Salvatore Ferragamo and the cinema:
a love story
“I have divided the women who have come to me into three categories: the Cinderella, the Venus, and the Aristocrat. The Cinderella takes a shoe smaller that Size Six, the Venus takes Size Six, the Aristocrat a seven or larger”
(Shoemaker of Dreams. The autobiography of Salvatore Ferragamo, London 1957)
T
he career and successes of Salvatore Ferragamo are a splendid example of the relationships between fashion and cinema from 1920 on. When Salvatore Ferragamo moved to California, bringing with him his passion for shoes and exceptional craftsmanship, his first real work experience was with the movies.
Throughout the long years, the relationship with the cinema was never interrupted, continuing to provide highly important stimuli to Salvatore Ferragamo’s creativity and to enhance the overall identity of his company.
In the Fifties, Palazzo Spini-Feroni was already a must for celebrity actresses visiting Italy, such as Audrey Hepburn, Ava Gardner, Greta Garbo, Anna Magnani, Paulette Goddard, Lauren Bacall and Sophia Loren.

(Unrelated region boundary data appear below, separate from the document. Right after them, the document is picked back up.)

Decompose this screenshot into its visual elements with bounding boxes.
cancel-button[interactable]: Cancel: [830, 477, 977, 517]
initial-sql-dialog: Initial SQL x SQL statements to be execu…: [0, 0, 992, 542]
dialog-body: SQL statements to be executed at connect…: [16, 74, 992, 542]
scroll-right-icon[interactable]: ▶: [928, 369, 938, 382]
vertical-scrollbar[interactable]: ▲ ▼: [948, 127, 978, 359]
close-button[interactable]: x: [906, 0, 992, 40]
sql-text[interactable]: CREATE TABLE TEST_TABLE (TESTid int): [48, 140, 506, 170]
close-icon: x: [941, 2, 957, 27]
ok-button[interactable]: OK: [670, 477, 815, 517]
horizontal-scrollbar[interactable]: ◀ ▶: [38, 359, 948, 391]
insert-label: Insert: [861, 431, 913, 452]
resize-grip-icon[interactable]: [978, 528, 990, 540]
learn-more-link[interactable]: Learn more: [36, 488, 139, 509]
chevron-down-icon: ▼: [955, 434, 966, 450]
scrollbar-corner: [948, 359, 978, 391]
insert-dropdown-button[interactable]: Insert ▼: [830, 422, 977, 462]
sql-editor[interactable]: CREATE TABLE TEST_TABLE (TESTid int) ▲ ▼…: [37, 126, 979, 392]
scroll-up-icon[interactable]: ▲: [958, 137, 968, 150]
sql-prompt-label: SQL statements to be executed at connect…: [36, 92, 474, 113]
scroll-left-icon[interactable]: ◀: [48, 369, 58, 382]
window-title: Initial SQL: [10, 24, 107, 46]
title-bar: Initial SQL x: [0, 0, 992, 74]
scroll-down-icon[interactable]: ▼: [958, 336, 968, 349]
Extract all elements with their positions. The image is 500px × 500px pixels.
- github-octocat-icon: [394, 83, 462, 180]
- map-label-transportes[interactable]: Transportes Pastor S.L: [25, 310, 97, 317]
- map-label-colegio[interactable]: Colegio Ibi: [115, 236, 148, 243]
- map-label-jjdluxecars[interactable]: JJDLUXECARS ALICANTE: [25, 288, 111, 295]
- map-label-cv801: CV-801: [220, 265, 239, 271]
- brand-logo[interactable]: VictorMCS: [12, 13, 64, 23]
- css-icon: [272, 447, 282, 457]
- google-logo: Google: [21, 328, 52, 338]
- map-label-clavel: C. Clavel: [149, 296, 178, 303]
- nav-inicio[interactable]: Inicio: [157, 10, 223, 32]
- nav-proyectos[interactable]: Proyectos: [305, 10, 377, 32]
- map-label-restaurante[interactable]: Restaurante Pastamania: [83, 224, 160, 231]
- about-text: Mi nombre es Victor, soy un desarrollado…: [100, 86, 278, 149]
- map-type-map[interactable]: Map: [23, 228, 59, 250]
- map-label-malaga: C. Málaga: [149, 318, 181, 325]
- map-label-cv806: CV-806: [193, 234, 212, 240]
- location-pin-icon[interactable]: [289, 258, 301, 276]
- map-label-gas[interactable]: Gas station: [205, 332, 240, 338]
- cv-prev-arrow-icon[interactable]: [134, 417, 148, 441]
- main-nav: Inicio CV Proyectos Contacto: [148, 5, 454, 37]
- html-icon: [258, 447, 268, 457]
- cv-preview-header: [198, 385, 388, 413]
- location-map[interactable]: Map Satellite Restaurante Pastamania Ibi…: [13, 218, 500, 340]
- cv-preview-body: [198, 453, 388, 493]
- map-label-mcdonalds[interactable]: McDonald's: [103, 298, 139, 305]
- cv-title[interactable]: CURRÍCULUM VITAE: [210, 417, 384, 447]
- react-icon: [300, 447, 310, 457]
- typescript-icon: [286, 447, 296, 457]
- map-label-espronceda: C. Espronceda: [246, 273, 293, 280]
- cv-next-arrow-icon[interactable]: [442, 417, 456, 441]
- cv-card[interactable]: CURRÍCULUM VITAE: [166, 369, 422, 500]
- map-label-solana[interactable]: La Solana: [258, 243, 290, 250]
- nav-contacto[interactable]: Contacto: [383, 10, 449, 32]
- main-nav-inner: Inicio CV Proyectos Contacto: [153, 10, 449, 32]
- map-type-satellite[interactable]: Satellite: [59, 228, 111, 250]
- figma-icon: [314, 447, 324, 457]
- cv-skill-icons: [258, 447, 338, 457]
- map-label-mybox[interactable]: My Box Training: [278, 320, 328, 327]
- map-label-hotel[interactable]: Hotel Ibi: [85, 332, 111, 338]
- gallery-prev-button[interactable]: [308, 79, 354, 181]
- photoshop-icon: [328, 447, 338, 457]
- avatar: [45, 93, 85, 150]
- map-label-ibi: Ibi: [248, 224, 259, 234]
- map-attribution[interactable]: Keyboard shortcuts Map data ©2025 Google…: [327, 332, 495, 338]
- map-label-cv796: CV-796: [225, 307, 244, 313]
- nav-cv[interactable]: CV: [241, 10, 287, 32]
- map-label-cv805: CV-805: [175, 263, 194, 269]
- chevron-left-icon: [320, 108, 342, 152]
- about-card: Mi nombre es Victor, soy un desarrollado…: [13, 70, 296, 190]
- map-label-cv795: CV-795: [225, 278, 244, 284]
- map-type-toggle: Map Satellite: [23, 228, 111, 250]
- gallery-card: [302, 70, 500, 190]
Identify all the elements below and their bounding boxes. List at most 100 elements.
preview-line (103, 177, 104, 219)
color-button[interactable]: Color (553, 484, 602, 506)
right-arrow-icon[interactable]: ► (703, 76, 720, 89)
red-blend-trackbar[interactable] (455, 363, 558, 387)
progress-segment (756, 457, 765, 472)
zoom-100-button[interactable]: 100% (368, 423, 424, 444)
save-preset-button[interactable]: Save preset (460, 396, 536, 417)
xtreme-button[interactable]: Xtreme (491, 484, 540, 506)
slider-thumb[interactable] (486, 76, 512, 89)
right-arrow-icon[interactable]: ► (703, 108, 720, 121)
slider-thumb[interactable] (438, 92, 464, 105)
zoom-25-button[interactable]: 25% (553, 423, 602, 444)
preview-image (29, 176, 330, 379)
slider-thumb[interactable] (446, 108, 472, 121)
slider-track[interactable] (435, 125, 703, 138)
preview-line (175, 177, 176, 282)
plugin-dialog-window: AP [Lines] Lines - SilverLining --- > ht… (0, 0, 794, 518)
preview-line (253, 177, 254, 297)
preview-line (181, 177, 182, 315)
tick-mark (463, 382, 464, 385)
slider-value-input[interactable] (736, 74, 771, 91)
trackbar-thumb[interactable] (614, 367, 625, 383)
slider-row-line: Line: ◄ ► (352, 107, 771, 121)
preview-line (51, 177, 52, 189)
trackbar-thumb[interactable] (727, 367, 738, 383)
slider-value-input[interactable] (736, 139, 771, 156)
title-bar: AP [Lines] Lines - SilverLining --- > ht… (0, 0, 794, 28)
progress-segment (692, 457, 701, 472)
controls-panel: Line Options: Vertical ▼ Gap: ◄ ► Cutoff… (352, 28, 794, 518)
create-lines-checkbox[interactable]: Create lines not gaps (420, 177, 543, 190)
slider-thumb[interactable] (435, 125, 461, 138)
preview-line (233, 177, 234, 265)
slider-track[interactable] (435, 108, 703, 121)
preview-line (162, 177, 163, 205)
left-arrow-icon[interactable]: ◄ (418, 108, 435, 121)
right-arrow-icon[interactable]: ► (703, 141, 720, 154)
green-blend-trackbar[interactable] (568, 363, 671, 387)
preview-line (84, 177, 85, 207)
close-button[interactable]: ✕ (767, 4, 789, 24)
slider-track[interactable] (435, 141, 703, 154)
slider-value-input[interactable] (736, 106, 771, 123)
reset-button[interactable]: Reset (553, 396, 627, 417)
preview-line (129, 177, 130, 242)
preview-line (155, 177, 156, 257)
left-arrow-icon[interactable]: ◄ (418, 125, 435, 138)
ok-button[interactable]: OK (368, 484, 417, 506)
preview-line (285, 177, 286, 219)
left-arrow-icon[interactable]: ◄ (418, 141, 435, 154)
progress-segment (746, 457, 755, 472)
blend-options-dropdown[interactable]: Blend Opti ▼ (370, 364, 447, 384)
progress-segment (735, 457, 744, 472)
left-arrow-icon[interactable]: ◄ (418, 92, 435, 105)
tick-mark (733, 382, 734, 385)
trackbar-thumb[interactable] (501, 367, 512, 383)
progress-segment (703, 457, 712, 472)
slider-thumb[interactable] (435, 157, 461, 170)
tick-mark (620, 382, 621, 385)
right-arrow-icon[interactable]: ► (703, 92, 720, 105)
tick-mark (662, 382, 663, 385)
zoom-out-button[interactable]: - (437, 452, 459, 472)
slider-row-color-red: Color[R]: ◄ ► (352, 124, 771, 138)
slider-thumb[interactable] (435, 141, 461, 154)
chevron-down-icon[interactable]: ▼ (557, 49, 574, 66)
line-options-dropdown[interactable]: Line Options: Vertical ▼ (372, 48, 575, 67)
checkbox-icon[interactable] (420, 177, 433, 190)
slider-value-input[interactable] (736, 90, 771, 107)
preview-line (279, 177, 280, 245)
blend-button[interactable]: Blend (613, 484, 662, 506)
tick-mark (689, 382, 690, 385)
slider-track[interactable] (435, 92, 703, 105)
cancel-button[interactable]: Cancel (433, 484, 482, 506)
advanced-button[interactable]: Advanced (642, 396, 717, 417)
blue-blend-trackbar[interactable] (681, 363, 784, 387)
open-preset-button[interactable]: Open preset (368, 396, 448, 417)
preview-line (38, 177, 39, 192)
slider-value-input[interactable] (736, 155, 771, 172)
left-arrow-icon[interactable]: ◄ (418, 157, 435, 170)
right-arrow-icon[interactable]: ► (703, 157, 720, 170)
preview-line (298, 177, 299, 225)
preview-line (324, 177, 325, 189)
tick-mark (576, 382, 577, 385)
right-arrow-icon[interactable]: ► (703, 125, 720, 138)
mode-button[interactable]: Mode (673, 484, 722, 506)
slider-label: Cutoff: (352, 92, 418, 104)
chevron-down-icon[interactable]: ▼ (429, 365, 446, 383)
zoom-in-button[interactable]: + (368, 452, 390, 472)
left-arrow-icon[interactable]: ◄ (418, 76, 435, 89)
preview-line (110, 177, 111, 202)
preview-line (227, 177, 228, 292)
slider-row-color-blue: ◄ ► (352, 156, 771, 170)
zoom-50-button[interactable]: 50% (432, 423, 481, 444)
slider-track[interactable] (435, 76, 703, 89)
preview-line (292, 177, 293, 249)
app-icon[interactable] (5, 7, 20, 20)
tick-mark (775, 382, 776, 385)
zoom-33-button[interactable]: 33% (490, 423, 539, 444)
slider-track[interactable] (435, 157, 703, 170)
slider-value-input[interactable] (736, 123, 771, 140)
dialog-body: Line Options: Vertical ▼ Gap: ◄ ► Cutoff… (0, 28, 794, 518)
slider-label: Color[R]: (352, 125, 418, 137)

Film stars today carry on this loyalty to the name of Ferragamo. The difference being that what they want from the Ferragamo brand – shoes of course but also bags, clothes and accessories – they can find not only in Florence but in all the world’s major cities.
Salvatore Ferragamo the company has retained the habit of working for big film productions, both by making accessories for them and by working actively inside the production in close contact with costume designers. This happened in 1996, on Alan Parker’s Evita, played by Madonna, in 1998 on Andy Tennants Everafter. A Cinderella Story (with Drew Barrymore, Anjelica Huston and Jeanne Moreau) and more recently on Baz Luhrmann’s Australia, with Nicole Kidman.